Outras localidades: 10

  • Abril

Total de atendimentos: 39

Total de Lages: 22

Outras localidades: 17

  • Maio e início de junho

Total de atendimentos: 33

Total de Lages: 23

Outras localidades: 10

Ponto de apoio importante

Para a coordenadora do Grupo Condutor Estadual da Rede Cegonha, Carmem Delziovo, ter um ponto de apoio no Hospital Tereza Ramos faz muita diferença para reduzir a mortalidade materna infantil e fetal.

“A Casa Mãe Tereza é importante porque as mulheres com gravidez de alto risco precisam de acompanhamento de médicos e enfermeiros, mas nem sempre precisam ficar internadas no hospital. Outra situação é a procura pelo atendimento hospitalar antes do início do trabalho de parto.

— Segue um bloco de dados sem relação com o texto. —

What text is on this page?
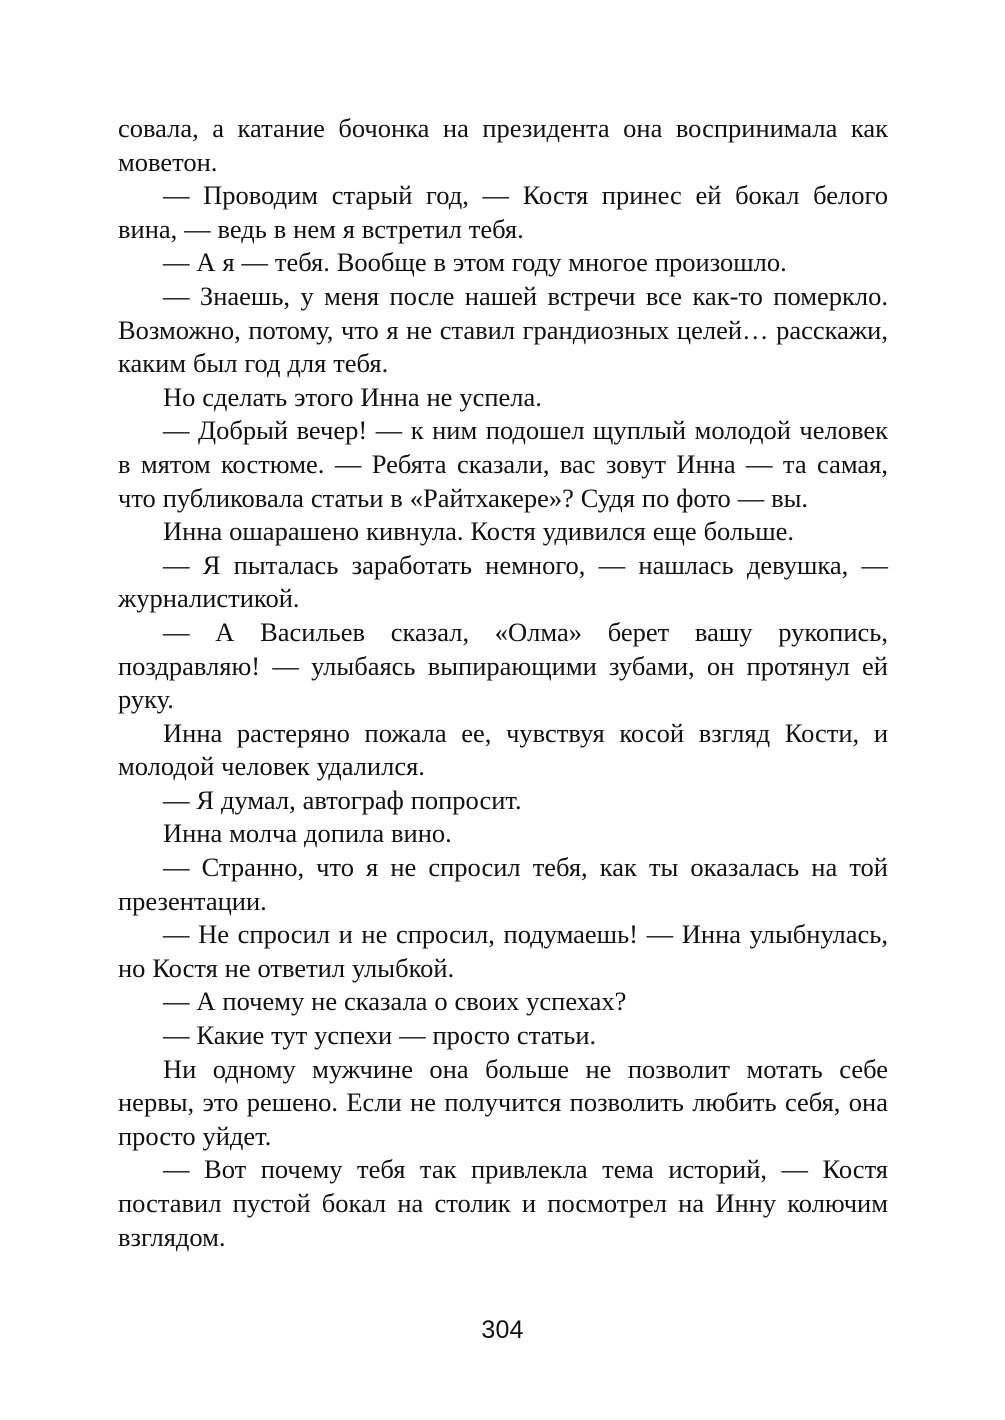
совала, а катание бочонка на президента она воспринимала как моветон.

— Проводим старый год, — Костя принес ей бокал белого вина, — ведь в нем я встретил тебя.

— А я — тебя. Вообще в этом году многое произошло.

— Знаешь, у меня после нашей встречи все как-то померкло. Возможно, потому, что я не ставил грандиозных целей… расскажи, каким был год для тебя.

Но сделать этого Инна не успела.

— Добрый вечер! — к ним подошел щуплый молодой человек в мятом костюме. — Ребята сказали, вас зовут Инна — та самая, что публиковала статьи в «Райтхакере»? Судя по фото — вы.

Инна ошарашено кивнула. Костя удивился еще больше.

— Я пыталась заработать немного, — нашлась девушка, — журналистикой.

— А Васильев сказал, «Олма» берет вашу рукопись, поздравляю! — улыбаясь выпирающими зубами, он протянул ей руку.

Инна растеряно пожала ее, чувствуя косой взгляд Кости, и молодой человек удалился.

— Я думал, автограф попросит.

Инна молча допила вино.

— Странно, что я не спросил тебя, как ты оказалась на той презентации.

— Не спросил и не спросил, подумаешь! — Инна улыбнулась, но Костя не ответил улыбкой.

— А почему не сказала о своих успехах?

— Какие тут успехи — просто статьи.

Ни одному мужчине она больше не позволит мотать себе нервы, это решено. Если не получится позволить любить себя, она просто уйдет.

— Вот почему тебя так привлекла тема историй, — Костя поставил пустой бокал на столик и посмотрел на Инну колючим взглядом.

304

Antes da Casa Mãe Tereza quando as mulheres chegavam ao hospital para internar e não estavam ainda em trabalho de parto ativo retornavam para seus municípios de origem, muitos com grande distância de Lages.

O secretário de Estado da Saúde, Acélio Casagrande, comemora a evolução nos municípios da Serra e ressalta que o melhor tratamento é a prevenção às doenças e o diagnóstico precoce. “Com um bom pré-natal, oferecido nos municípios pela Atenção Básica, vamos cada vez mais reduzir a gravidez de alto risco. Para os casos que ainda houver, temos a UTI Neonatal preparada no Hospital Tereza Ramos, com o apoio da Casa Mãe Tereza, que tem prestado um atendimento excelente”, elogia.